Closure of a set $\mathbb{E}$ is the set $\mathbb{\bar E}$ includes $\mathbb{E}$ and $\mathbb{E'}$ which contains all limit points of $\mathbb{E}$.
$\mathbb{\bar E} = \mathbb{E} \cup \mathbb{E'}$
$\mathbb{\bar E}$ is a closed set.
Proof: To prove $\mathbb{\bar E}$ is closed, we need to show that any limit point of $\mathbb{\bar E}$ is in $\mathbb{\bar E}$. Since limit points of $\mathbb{\bar E}$ are either in $\mathbb{E}$ or in $\mathbb{E'}$, they are also limit points of $\mathbb{E}$.

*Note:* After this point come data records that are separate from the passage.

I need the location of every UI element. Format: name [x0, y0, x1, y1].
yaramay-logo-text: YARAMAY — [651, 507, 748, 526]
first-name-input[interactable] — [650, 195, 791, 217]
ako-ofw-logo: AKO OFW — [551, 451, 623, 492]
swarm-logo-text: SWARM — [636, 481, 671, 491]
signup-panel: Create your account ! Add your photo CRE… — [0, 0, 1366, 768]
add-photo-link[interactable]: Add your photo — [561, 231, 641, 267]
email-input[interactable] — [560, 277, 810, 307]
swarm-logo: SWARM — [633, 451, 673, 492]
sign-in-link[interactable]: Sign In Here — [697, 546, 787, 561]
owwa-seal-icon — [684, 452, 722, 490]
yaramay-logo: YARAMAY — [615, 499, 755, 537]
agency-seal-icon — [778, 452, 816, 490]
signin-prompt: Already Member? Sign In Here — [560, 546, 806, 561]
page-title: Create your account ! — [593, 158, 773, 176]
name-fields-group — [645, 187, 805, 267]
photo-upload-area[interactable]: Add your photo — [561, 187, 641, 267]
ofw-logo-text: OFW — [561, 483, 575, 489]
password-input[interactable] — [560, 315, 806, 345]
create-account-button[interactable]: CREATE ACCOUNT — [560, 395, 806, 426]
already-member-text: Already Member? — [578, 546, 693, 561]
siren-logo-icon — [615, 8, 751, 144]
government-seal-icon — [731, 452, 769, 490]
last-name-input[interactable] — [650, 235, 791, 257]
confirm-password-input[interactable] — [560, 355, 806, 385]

Consider p a limit point of $\mathbb{\bar E}$ , and $\mathbb{N(p)}$ a neighborhood of p.
$\mathbb{N}$ must contains a point of $q, q \in \mathbb{\bar E}$
Assume $q \in \mathbb{E}$, we found such $q$.
Assume $q \in \mathbb{E'}$, q has a smaller neigborhood $\mathbb{N(q)} \in \mathbb{N(p)}$.
Neighborhood are open.
$\mathbb{E}$ is closed if and only if $\mathbb{E} = \mathbb{\bar E}$
The complement of an open set is closed: if $\mathbb{E}$ is open, then $\mathbb{E} ^ C$ is closed.